In the last picalike workshop the data analysts and scientists Bendix Sältz and his colleague Dr. Christoph Ölschläger took us into the world of data, analysis and statistics. The topic “Predictive Analytics with Python” was not only discussed in theory, but we also started directly via Jupyter Lab with data analysis in Python.
These 4 steps should be followed for a good “prediction”:
- First of all, one must think of a specific question: What question do I want to answer with my analysis? When I am clear about my actual goal, I need to collect the right data. Everyone talks about big data, but I often don’t need the bulk of the data for my question. Therefore I have to “collect” or request exactly the data I actually need for my analysis.
- The second step is to clean up the data. In the workshop we worked on a CSV. We read the data and eliminated all information that did not seem important for our question. Afterwards we processed the data in a way that we had actual values for each field of the CSV that we could work with. So for example we “decoded” text fields.
- Depending on the question, we then decided on a model and framework to answer it. In the workshop we talked about the random forest and about different regression models, such as the linear regression model.
- In the fourth step, the model must then be interpreted to derive a prediction. This prediction should then be prepared visually and entered in a presentation that is easy to understand (not only for statisticians).

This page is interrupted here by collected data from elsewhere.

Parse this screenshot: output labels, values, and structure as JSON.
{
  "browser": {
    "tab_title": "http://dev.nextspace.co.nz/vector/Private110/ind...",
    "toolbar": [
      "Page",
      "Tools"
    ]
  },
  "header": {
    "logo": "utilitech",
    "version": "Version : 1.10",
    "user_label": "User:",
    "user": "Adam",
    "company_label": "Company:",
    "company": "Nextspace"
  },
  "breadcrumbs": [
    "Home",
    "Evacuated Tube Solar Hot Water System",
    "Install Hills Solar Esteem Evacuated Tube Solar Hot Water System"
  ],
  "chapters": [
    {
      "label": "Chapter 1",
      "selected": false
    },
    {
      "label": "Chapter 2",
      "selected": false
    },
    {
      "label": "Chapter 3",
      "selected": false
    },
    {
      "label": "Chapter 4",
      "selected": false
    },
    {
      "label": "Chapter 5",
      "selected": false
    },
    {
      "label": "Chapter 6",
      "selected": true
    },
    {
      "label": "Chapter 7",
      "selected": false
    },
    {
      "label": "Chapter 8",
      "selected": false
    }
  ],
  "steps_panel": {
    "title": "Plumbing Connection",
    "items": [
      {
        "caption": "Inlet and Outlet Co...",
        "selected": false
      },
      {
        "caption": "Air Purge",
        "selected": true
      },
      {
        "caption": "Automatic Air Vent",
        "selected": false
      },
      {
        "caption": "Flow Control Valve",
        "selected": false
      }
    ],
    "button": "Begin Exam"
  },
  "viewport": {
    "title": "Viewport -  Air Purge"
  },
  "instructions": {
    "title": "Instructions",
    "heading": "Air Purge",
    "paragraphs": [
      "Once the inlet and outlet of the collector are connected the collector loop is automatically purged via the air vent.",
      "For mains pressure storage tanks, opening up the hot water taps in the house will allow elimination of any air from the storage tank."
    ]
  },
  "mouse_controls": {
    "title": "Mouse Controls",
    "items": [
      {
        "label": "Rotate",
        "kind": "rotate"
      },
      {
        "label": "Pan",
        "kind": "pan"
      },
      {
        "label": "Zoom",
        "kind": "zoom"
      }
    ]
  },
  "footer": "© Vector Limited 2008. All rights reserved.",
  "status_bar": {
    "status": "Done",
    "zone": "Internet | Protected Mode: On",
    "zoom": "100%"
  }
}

It is a capital mistake to theorize before one has data.
Sherlock Holmes, “A Study in Scarlett” (Sir Arthur Conan Doyle)
And here are our Top 4 Take Aways straight from the workshop:
- Data processing takes time
Without clean data, no good model can be created. Clean data is absolutely necessary to understand the problem. This takes time, but must be done.
- Not always good models
A good model cannot be built on all data sets, no matter how large they are. Sometimes the predictors are not meaningful.
- The more data, the better
Small data sets are subject to greater fluctuations (law of large numbers). But: Large data make handling more difficult.
- Accept disappointments
Sometimes you can turn a dataset back and forth as often as you like: It is simply not possible to make any specific predictions about the initial question. But: By analyzing the data, you can still gain insights into many things and you can draw your own conclusions and possibly answer a different question.